Mereka bermuka berang. Aku menatap mereka dari salah satu dahan pohon di
pinggir jalan.
Rumah-rumah berjalan dan tempat duduk dengan
dua kaki berupa lingkaran harus berbagi dengan manusia yang hanya berjalan kaki
sambil membentangkan gambar tadi. Mereka berjalan bergerombol seperti
sekelompok rusa yang mencari makanan dari satu tempat ke tempat lain. Terik
matahari tak menghentikan mereka untuk menentang pembangunan di Baksil.
Aku kembali ke sarang menjelang malam. Aku
ceritakan apa yang aku lihat kepada Ganitri. Matanya berbinar kemudia berharap,”Semoga mereka semua
berhasil!”
Andai saja aku bisa bicara dengan semua pohon.

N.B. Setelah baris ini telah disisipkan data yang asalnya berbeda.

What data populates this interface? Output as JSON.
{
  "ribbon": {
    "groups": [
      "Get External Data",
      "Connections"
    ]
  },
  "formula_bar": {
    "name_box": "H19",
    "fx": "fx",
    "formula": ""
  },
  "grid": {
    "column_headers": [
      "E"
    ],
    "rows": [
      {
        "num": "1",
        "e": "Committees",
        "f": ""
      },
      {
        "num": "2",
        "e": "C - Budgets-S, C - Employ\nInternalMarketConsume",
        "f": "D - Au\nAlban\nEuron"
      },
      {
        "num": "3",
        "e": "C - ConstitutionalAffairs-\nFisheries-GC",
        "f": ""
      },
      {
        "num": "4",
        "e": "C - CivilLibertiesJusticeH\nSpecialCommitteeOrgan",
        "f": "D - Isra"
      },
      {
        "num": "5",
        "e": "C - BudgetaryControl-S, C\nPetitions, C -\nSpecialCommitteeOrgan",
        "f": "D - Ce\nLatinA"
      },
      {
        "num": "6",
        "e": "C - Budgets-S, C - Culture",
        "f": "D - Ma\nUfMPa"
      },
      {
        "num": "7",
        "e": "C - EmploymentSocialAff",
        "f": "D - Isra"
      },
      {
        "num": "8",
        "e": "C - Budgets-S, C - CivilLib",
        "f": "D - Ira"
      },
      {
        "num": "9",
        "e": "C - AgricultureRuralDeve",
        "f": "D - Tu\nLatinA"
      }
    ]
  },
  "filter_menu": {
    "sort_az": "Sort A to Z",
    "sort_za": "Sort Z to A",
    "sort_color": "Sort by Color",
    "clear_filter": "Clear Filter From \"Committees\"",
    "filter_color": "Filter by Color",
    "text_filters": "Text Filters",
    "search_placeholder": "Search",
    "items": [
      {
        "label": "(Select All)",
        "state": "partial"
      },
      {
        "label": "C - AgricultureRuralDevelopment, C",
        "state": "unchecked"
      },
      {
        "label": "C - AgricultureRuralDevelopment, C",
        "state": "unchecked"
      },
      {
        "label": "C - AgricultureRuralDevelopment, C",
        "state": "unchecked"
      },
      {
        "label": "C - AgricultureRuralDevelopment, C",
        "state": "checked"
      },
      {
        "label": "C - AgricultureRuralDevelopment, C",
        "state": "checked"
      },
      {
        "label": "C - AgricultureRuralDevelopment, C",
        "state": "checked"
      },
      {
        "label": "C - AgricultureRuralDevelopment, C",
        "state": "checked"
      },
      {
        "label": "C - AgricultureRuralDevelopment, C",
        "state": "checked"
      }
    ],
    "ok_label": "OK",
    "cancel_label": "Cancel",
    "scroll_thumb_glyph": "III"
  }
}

Aku akan beritahu mereka semua. Burung lainya telah kuberitahu. Tupai dan serangga juga. Kami
harus terus berdoa sambil bertasbih. Dengan cemas dan harap kami menunggu apa
yang selanjutnya terjadi.
***
Temanku, burung gereja terengah-engah dengan
kepakan sayapnya. Dia sengaja memberitahuku,”Masih belum jelas! Para manusia
masih melakukan perotes.”
“Apa yang terjadi?” tanyaku antusias penuh
cemas.
“Belum ada keputusan!” jawabnya sambil
bertengger di sampingku.
“Para manusia masih melakukan protes. Tapi,
tidak sama dengan waktu kemarin. Kali ini mereka melakukan pelepasan benda yang
mereka sebut lukisan seng, melakukan sebuah gerakan yang baru kulihat yang kata
mereka disebut seni,” lanjutnya.
“Semoga saja cepat selesai dan pembangunannnya
dibatalkan,” harapku.
“Kita harus lebih giat berdoa,” ucapnya.
Kami kemudian terbang, selanjutnya
berpisah untuk memberitahukan kepada penghuni Baksil lainnya apa yang tengah
terjadi. Yang pertama kau beri tahu tentu saja Ganitriku. Dia terlihat cemas
mendengar berita yang aku bawa.
***
“Baksil sebaiknya dijadikan Taman Botani...”
ucapan seorang laki-laki tua itu terdengar jelas olehku. Di hadapannya
berkumpul manusia. Mereka dengan seksama mendengar ucapan lelaki berkaca mata
itu. Taman Botani?semoga itu tidak buruk! Bisik batinku.
Orang-orang yang mendengarkan, kutahu persis
mereka. Mereka adalah orang-orang yang sejak awal menolak pembangunan itu.
***
Alhamdulillah! Ruang Terbuka Hujau (RTH) tetap
bertahan. Walaupun, jauh dari ketentuan. “Yang harusnya 30% dari wilayah kota.
Ini hanya ada 8,3%,” kata seorang manusia berceramah. Ya, minimal
pembangunan kali ini batal terjadi. Aku rasa Baksil tersenyum sumringah.
Aku teringat ketika dulu tersiar kabar akan
dibangunnya kondominium disini. Semua manusia itu, mereka dengan semangat
protes. Mereka menggebu-gebu menyampaikan keberatan.